Мы вернулись к гостям. На улице стемнело. Мы закрыли окна, плотно заклеенные бумагой воздушного затемнения, и тем отрезали себя от синего, влажного весеннего вечера. В комнате словно бы стало гораздо теснее. Гул голосов утомлял меня. Глаза щипало от сигаретного дыма. Я уже не мог сдержать зевоту. Мачехина мамаша накрыла на стол. Ужин она принесла с собой в большой сумке. Она даже мясо достала на черном рынке, о чем сообщила, как только пришла. Отец сразу расплатился с ней, достав деньги из кожаного бумажника. Все сидели за столом, когда вдруг явились дядя Штейнер и дядя Флейшман. Они тоже хотели попрощаться с отцом. Дядя Штейнер, едва вошел, попросил всех «не обращать на них внимания». Он сказал: «Я – Штейнер. Сидите, сидите, пожалуйста». На ногах у него, как всегда, были драные шлепанцы, под расстегнутым жилетом круглился солидный живот, в зубах зажата была вечная дешевая, вонючая сигара. На большой рыжей голове странно выглядела прическа с детским пробором.
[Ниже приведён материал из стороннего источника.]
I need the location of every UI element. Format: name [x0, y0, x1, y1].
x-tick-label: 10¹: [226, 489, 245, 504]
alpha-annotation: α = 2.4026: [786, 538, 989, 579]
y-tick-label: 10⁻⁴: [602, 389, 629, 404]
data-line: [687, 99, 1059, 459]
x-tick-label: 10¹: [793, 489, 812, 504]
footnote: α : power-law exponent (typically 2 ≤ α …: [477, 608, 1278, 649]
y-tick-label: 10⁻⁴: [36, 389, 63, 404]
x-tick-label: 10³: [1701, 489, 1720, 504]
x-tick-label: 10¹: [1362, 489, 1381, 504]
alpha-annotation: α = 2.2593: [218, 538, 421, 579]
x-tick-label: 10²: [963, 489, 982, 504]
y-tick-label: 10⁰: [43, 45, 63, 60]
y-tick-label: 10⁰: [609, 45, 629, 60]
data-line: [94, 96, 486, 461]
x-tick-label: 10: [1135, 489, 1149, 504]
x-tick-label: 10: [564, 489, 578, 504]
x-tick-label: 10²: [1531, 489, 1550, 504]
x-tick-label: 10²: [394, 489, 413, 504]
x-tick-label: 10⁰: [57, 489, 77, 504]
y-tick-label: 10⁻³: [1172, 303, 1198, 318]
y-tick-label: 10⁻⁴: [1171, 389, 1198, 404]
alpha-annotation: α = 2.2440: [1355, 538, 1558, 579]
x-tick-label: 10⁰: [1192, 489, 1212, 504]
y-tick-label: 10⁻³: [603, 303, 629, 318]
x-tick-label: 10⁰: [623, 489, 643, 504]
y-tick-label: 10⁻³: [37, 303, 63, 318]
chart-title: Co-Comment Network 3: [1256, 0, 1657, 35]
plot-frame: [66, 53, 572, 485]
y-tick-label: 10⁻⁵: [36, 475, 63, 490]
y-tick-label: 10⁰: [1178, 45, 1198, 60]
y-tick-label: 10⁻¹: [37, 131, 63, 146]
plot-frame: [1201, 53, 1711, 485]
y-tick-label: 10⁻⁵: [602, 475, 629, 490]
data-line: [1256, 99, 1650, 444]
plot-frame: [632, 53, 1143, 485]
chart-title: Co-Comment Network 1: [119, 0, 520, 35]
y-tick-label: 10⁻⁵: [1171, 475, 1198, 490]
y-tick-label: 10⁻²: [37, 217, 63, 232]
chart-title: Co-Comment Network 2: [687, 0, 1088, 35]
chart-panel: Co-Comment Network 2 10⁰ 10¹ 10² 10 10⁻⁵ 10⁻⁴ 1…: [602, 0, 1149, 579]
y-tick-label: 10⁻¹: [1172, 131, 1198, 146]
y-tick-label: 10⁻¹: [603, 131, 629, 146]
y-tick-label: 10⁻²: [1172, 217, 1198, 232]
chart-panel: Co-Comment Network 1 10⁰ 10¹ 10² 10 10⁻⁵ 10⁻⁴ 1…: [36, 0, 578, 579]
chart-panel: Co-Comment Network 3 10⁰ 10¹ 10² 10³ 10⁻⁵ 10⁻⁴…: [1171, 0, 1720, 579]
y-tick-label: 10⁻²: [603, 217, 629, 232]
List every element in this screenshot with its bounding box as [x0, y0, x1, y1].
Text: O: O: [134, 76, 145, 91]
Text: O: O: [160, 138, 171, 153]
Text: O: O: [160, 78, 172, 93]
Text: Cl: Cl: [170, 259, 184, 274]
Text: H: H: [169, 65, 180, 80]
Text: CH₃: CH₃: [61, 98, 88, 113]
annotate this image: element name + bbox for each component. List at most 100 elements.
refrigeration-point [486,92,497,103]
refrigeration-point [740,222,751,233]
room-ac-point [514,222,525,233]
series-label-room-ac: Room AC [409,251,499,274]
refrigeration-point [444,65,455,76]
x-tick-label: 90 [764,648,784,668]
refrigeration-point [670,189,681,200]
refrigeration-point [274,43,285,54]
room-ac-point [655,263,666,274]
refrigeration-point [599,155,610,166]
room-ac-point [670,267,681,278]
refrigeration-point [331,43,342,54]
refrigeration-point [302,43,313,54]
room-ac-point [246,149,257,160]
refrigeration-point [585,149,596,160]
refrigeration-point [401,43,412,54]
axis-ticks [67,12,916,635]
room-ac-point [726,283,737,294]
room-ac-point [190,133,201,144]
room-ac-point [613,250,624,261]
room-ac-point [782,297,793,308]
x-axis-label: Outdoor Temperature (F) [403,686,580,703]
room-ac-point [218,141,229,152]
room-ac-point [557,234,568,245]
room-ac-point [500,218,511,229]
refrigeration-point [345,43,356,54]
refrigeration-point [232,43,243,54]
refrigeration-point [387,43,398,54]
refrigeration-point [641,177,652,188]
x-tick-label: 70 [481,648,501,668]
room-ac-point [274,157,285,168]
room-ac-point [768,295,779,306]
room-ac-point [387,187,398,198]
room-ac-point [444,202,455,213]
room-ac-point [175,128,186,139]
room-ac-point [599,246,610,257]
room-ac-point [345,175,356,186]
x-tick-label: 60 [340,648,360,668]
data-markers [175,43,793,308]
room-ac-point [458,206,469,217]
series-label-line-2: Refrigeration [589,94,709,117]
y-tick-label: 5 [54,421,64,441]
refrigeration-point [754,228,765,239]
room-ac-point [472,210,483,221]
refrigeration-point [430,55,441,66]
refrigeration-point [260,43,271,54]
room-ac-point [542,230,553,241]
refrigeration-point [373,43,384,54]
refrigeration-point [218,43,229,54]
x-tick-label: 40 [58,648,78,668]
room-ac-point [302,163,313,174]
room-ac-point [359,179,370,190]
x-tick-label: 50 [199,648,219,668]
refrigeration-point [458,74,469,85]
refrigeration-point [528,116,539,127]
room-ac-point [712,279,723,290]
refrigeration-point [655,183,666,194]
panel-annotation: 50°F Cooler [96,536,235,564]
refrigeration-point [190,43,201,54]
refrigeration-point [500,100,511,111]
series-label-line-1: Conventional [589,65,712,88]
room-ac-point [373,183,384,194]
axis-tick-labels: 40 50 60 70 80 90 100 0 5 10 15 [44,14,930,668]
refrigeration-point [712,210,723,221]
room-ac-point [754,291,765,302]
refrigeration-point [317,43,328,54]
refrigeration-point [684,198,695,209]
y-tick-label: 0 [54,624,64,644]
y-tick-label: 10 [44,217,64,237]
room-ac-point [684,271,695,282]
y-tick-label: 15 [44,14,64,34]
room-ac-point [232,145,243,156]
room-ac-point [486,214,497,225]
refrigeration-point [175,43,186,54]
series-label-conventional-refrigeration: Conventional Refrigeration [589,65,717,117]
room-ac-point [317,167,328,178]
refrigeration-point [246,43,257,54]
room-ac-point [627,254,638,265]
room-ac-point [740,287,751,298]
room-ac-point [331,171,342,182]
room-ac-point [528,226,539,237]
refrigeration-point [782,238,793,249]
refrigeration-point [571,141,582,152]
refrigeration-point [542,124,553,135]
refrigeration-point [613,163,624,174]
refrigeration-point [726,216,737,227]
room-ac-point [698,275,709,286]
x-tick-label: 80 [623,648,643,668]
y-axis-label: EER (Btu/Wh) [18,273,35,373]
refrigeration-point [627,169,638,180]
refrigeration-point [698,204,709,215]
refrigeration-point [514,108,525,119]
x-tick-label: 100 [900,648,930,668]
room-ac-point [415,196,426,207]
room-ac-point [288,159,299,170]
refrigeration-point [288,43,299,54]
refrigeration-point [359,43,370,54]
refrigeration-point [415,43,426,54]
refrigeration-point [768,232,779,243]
Дядя Флейшман – маленький, с ухоженной внешностью, с белоснежными волосами, с сероватой кожей на постоянно встревоженном лице, с круглыми, как совиные глаза, очками, – рядом со Штейнером был едва заметен. Он лишь молча кланялся, выглядывая у того из-под мышки, да ломал пальцы, словно оправдываясь – из-за Штейнера, как можно было подумать. Но вряд ли из-за него. Старики – неразлучные друзья, хотя беспрестанно спорят друг с другом: не существует такого вопроса, в котором они были бы одного мнения. Штейнер и Флейшман по очереди подошли к отцу, пожали ему руку. Штейнер еще и по спине его похлопал, назвал «стариной» и, в который уже раз, повторил свою любимую шутку: «Так что – ниже голову, старина, и не будем терять отсутствия духа!